As acusações causaram mal-estar entre Caracas e Madri. O primeiro-ministro espanhol, José Luis Rodríguez Zapatero, pediu explicações para o governo venezuelano e o presidente Hugo Chávez, em visita ao Uruguai, qualificou as acusações de "tendenciosas" e "inaceitáveis". "Foram feitas denúncias inaceitáveis contra o governo venezuelano, de natureza e motivação política", disse Chávez, num comunicado. O chanceler venezuelano, Nicolás Maduro, também conversou sobre o tema com o ministro de Relações Exteriores espanhol, Miguel Ángel Moratinos, segundo o embaixador venezuelano em Madri.

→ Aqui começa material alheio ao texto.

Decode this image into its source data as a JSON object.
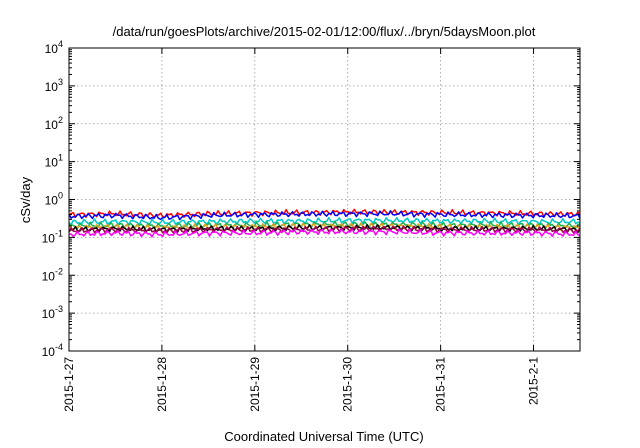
{
  "chart_data": {
    "type": "line",
    "title": "/data/run/goesPlots/archive/2015-02-01/12:00/flux/../bryn/5daysMoon.plot",
    "xlabel": "Coordinated Universal Time (UTC)",
    "ylabel": "cSv/day",
    "yscale": "log",
    "ylim": [
      0.0001,
      10000
    ],
    "y_ticks": [
      {
        "value": 0.0001,
        "base": "10",
        "exp": "-4"
      },
      {
        "value": 0.001,
        "base": "10",
        "exp": "-3"
      },
      {
        "value": 0.01,
        "base": "10",
        "exp": "-2"
      },
      {
        "value": 0.1,
        "base": "10",
        "exp": "-1"
      },
      {
        "value": 1,
        "base": "10",
        "exp": "0"
      },
      {
        "value": 10,
        "base": "10",
        "exp": "1"
      },
      {
        "value": 100,
        "base": "10",
        "exp": "2"
      },
      {
        "value": 1000,
        "base": "10",
        "exp": "3"
      },
      {
        "value": 10000,
        "base": "10",
        "exp": "4"
      }
    ],
    "xlim": [
      "2015-01-27T00:00",
      "2015-02-01T12:00"
    ],
    "x_ticks": [
      {
        "value": "2015-01-27T00:00",
        "label": "2015-1-27"
      },
      {
        "value": "2015-01-28T00:00",
        "label": "2015-1-28"
      },
      {
        "value": "2015-01-29T00:00",
        "label": "2015-1-29"
      },
      {
        "value": "2015-01-30T00:00",
        "label": "2015-1-30"
      },
      {
        "value": "2015-01-31T00:00",
        "label": "2015-1-31"
      },
      {
        "value": "2015-02-01T00:00",
        "label": "2015-2-1"
      }
    ],
    "grid": true,
    "x": [
      "2015-01-27T00:00",
      "2015-01-27T12:00",
      "2015-01-28T00:00",
      "2015-01-28T12:00",
      "2015-01-29T00:00",
      "2015-01-29T12:00",
      "2015-01-30T00:00",
      "2015-01-30T12:00",
      "2015-01-31T00:00",
      "2015-01-31T12:00",
      "2015-02-01T00:00",
      "2015-02-01T12:00"
    ],
    "series": [
      {
        "color": "#ff0000",
        "values": [
          0.4,
          0.42,
          0.38,
          0.42,
          0.44,
          0.45,
          0.47,
          0.46,
          0.45,
          0.44,
          0.42,
          0.41
        ]
      },
      {
        "color": "#0000ff",
        "values": [
          0.36,
          0.38,
          0.33,
          0.38,
          0.4,
          0.41,
          0.42,
          0.42,
          0.4,
          0.39,
          0.38,
          0.37
        ]
      },
      {
        "color": "#00c8c8",
        "values": [
          0.25,
          0.26,
          0.25,
          0.26,
          0.27,
          0.27,
          0.28,
          0.28,
          0.27,
          0.27,
          0.26,
          0.26
        ]
      },
      {
        "color": "#20b050",
        "values": [
          0.2,
          0.21,
          0.2,
          0.21,
          0.21,
          0.22,
          0.22,
          0.22,
          0.21,
          0.21,
          0.21,
          0.2
        ]
      },
      {
        "color": "#e0a020",
        "values": [
          0.18,
          0.19,
          0.18,
          0.19,
          0.19,
          0.2,
          0.2,
          0.2,
          0.19,
          0.19,
          0.19,
          0.18
        ]
      },
      {
        "color": "#000000",
        "values": [
          0.16,
          0.17,
          0.16,
          0.17,
          0.17,
          0.18,
          0.18,
          0.18,
          0.17,
          0.17,
          0.17,
          0.16
        ]
      },
      {
        "color": "#a00050",
        "values": [
          0.15,
          0.16,
          0.15,
          0.16,
          0.16,
          0.16,
          0.17,
          0.17,
          0.16,
          0.16,
          0.16,
          0.15
        ]
      },
      {
        "color": "#ff00ff",
        "values": [
          0.12,
          0.13,
          0.12,
          0.13,
          0.13,
          0.14,
          0.14,
          0.14,
          0.13,
          0.13,
          0.13,
          0.12
        ]
      }
    ]
  }
}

As denúncias foram feitas pelo juiz Eloy Velasco, como parte de um processo contra seis membros da  ETA e sete das Farc, acusados dos delitos de terrorismo, uso de explosivos e conspiração para cometer homicídios. Segundo o juiz, os dois grupos teriam um plano para atacar na Espanha funcionários do alto escalão do governo colombiano, incluindo Uribe, e Caracas teria colaborado para a sua articulação.

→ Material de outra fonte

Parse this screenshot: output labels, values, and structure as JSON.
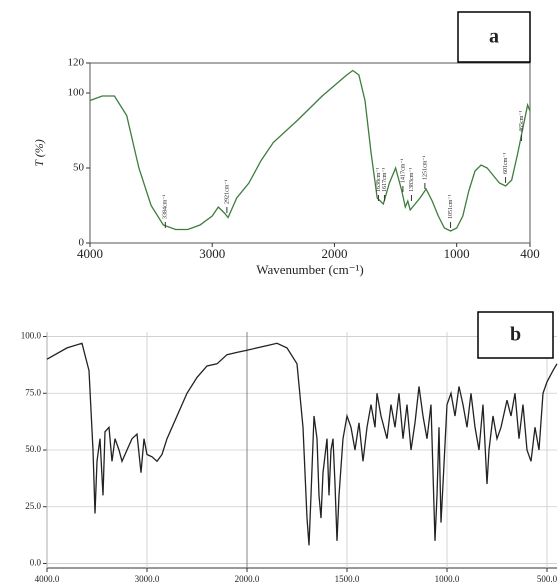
{
  "chart_data": [
    {
      "type": "line",
      "panel": "a",
      "ylabel": "T (%)",
      "xlabel": "Wavenumber (cm⁻¹)",
      "color": "#3d7d3d",
      "grid": false,
      "xlim": [
        4000,
        400
      ],
      "xticks": [
        4000,
        3000,
        2000,
        1000,
        400
      ],
      "ylim": [
        0,
        120
      ],
      "yticks": [
        0,
        50,
        100,
        120
      ],
      "x": [
        4000,
        3900,
        3800,
        3700,
        3600,
        3500,
        3400,
        3300,
        3200,
        3100,
        3000,
        2950,
        2900,
        2870,
        2800,
        2700,
        2600,
        2500,
        2300,
        2100,
        1900,
        1850,
        1800,
        1750,
        1700,
        1650,
        1600,
        1550,
        1500,
        1450,
        1420,
        1400,
        1380,
        1350,
        1300,
        1250,
        1200,
        1150,
        1100,
        1050,
        1000,
        950,
        900,
        850,
        800,
        750,
        700,
        650,
        600,
        550,
        500,
        450,
        420,
        400
      ],
      "values": [
        95,
        98,
        98,
        85,
        50,
        25,
        12,
        9,
        9,
        12,
        18,
        24,
        20,
        17,
        30,
        40,
        55,
        67,
        82,
        98,
        112,
        115,
        112,
        95,
        60,
        30,
        26,
        40,
        50,
        35,
        24,
        28,
        22,
        25,
        30,
        36,
        28,
        18,
        10,
        8,
        10,
        18,
        35,
        48,
        52,
        50,
        45,
        40,
        38,
        42,
        60,
        80,
        92,
        88
      ],
      "annotations": [
        {
          "text": "3384cm⁻¹",
          "x": 3384,
          "y": 12
        },
        {
          "text": "2921cm⁻¹",
          "x": 2880,
          "y": 22
        },
        {
          "text": "1638cm⁻¹",
          "x": 1640,
          "y": 30
        },
        {
          "text": "1617cm⁻¹",
          "x": 1590,
          "y": 30
        },
        {
          "text": "1417cm⁻¹",
          "x": 1440,
          "y": 36
        },
        {
          "text": "1383cm⁻¹",
          "x": 1370,
          "y": 30
        },
        {
          "text": "1251cm⁻¹",
          "x": 1260,
          "y": 38
        },
        {
          "text": "1051cm⁻¹",
          "x": 1050,
          "y": 12
        },
        {
          "text": "601cm⁻¹",
          "x": 600,
          "y": 42
        },
        {
          "text": "465cm⁻¹",
          "x": 470,
          "y": 70
        }
      ]
    },
    {
      "type": "line",
      "panel": "b",
      "color": "#222222",
      "grid": true,
      "x_axis_break": 2000,
      "xlim": [
        4000,
        450
      ],
      "xticks": [
        {
          "value": 4000,
          "label": "4000.0"
        },
        {
          "value": 3000,
          "label": "3000.0"
        },
        {
          "value": 2000,
          "label": "2000.0"
        },
        {
          "value": 1500,
          "label": "1500.0"
        },
        {
          "value": 1000,
          "label": "1000.0"
        },
        {
          "value": 500,
          "label": "500.0"
        }
      ],
      "ylim": [
        -2,
        102
      ],
      "yticks": [
        {
          "value": 0,
          "label": "0.0"
        },
        {
          "value": 25,
          "label": "25.0"
        },
        {
          "value": 50,
          "label": "50.0"
        },
        {
          "value": 75,
          "label": "75.0"
        },
        {
          "value": 100,
          "label": "100.0"
        }
      ],
      "x": [
        4000,
        3800,
        3650,
        3580,
        3540,
        3520,
        3500,
        3470,
        3440,
        3420,
        3380,
        3350,
        3320,
        3280,
        3250,
        3200,
        3150,
        3100,
        3060,
        3030,
        3000,
        2950,
        2900,
        2850,
        2800,
        2700,
        2600,
        2500,
        2400,
        2300,
        2200,
        2100,
        2000,
        1950,
        1900,
        1850,
        1800,
        1750,
        1720,
        1700,
        1690,
        1680,
        1665,
        1650,
        1640,
        1630,
        1620,
        1600,
        1590,
        1580,
        1570,
        1560,
        1550,
        1540,
        1520,
        1500,
        1480,
        1460,
        1440,
        1420,
        1400,
        1380,
        1360,
        1350,
        1330,
        1300,
        1280,
        1260,
        1240,
        1220,
        1200,
        1180,
        1160,
        1140,
        1120,
        1100,
        1080,
        1060,
        1050,
        1040,
        1030,
        1020,
        1000,
        980,
        960,
        940,
        920,
        900,
        880,
        860,
        840,
        820,
        800,
        790,
        770,
        750,
        730,
        700,
        680,
        660,
        640,
        620,
        600,
        580,
        560,
        540,
        520,
        500,
        470,
        450
      ],
      "values": [
        90,
        95,
        97,
        85,
        50,
        22,
        45,
        55,
        30,
        58,
        60,
        45,
        55,
        50,
        45,
        50,
        55,
        57,
        40,
        55,
        48,
        47,
        45,
        48,
        55,
        65,
        75,
        82,
        87,
        88,
        92,
        93,
        94,
        95,
        96,
        97,
        95,
        88,
        60,
        20,
        8,
        30,
        65,
        55,
        30,
        20,
        40,
        55,
        30,
        50,
        55,
        35,
        10,
        30,
        55,
        65,
        60,
        50,
        62,
        45,
        60,
        70,
        60,
        75,
        65,
        55,
        70,
        60,
        75,
        55,
        70,
        50,
        62,
        78,
        65,
        55,
        70,
        10,
        30,
        60,
        18,
        35,
        70,
        75,
        65,
        78,
        70,
        60,
        75,
        60,
        50,
        70,
        35,
        50,
        65,
        55,
        60,
        72,
        65,
        75,
        55,
        70,
        50,
        45,
        60,
        50,
        75,
        80,
        85,
        88
      ]
    }
  ]
}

Velasco mencionou o nome do espanhol e suposto membro da ETA Arturo Cubillas, que trabalhou no Escritório de Administração e Serviços do Ministério da Agricultura da Venezuela e é casado com Goizeber Odriozola, que já foi diretora-geral do gabinete da presidência desse país. Segundo o juiz, Cubillas seria o responsável pelas atividades da ETA em território venezuelano e teria feito o contato com as Farc.
  
             Cúpula do ETA
Segundo Caracas, Cubillas chegou ao país em 1989, "como produto dos acordos firmados pelos ex-presidentes Carlos Andrés Pérez (da Venezuela) e Felipe González (da Espanha)". Na época, cerca de 80 militantes da ETA foram viver na Venezuela, aproveitando tais acordos para serem tratados como "refugiados políticos".
RELATÓRIO NOS EUA
Ainda ontem, o relatório anual da luta antinarcóticos do Departamento de Estado dos EUA denunciou a existência de "fortes evidências" de que membros das forças de segurança oficiais venezuelanas cooperariam com a guerrilha colombiana. Segundo o relatório, o governo Chávez "não cooperou com os EUA e outros países para reduzir o fluxo de cocaína na Venezuela".